# A problem with 0/0=0 [duplicate]

So what is the problem/contradiction If I state I can divide by 0 but the number will be 0 I tried a few thing but didn't find a problem

• Division is best understood in terms of multiplication since that's exactly where it comes from. The quantity $\frac{a}{b}$ is the unique number $x$ such that $a = bx$. Is there a unique number $x$ such that $0 = 0x$? – Cameron Williams Nov 26 '19 at 15:43
• When we say $a/b = c$ , we mean we have to find a number $c$ such that when multiplied by $b$ , would give us $a$. In case of $0/0$ , we need a number $x$ such that $x\times0 = 0$, but it is true for all values of $x$. – The Demonix _ Hermit Nov 26 '19 at 15:44
• Note that $\frac 0 0 =c \implies 0=c\cdot 0=0$ for any $c$. – user Nov 26 '19 at 15:44
• Not clear... "divide by $0$" has no meaning: this is why $\dfrac 0 0$ is undefined. We divide by two when we cut in a half; we divide by one when we do not divide at all. Thus, there is nothing "less than" not divide at all. – Mauro ALLEGRANZA Nov 26 '19 at 15:45
• $\frac{0}{0}+\frac{1}{1}$ is what then? If addition worked for rationals as it should usually, noting that $\frac{a}{b}+\frac{c}{d}=\frac{ad+bc}{bd}$ we would have had $1 = 0+1=\frac{0}{0}+\frac{1}{1}=\frac{0\cdot 1+0\cdot 1}{0\cdot 1} = \frac{0}{0}=0$ – JMoravitz Nov 26 '19 at 15:45

Let $$\frac 0 0=0$$

then $$\frac 0 0+\frac ab=0+\frac ab=\frac ab$$

However $$\frac 0 0+\frac ab=\frac {a\cdot 0+b\cdot 0} {0\cdot b}=\frac 0 0$$

Which implies $$\frac ab=0$$.

Let $$a=2$$ and let $$b=1$$.

Contradiction , as it implies $$2=0$$.

Furthermore, Consider the group of integers defined w.r.t multiplication.
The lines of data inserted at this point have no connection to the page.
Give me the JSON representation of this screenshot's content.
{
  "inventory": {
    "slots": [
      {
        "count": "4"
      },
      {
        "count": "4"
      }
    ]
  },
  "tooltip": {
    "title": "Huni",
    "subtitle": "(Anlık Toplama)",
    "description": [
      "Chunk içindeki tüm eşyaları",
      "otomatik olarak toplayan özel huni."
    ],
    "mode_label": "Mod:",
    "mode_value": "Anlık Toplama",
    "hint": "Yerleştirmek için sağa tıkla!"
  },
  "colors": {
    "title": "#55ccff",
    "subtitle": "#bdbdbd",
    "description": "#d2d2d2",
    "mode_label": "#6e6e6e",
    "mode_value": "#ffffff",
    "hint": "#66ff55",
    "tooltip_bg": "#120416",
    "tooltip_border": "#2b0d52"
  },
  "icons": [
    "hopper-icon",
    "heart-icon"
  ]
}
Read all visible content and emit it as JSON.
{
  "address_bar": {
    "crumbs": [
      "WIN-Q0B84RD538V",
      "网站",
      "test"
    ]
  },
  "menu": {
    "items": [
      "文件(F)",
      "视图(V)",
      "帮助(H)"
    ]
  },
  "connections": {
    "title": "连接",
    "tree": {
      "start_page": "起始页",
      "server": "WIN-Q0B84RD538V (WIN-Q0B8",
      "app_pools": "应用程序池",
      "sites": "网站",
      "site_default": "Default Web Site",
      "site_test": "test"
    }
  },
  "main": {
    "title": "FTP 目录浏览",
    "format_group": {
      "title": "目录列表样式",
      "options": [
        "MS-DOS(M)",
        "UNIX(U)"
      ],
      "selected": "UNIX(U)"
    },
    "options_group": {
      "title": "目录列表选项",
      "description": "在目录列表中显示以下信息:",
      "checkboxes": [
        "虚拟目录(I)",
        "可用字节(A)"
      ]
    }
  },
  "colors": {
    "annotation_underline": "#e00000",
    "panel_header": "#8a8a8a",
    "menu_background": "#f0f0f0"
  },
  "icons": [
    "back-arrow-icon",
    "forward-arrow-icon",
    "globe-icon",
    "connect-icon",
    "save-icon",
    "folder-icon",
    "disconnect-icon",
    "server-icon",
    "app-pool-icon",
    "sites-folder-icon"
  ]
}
In any group, there exists only a single identity element and in the group of integers /0. It is 1. However by introducing 0*0^(-1)=0, it implies 0 is the identity element. This would also mean that there are 2 multiplicative identities for a single group. The whole group theory will be in big trouble as a result and we would get a lot of contradictions too.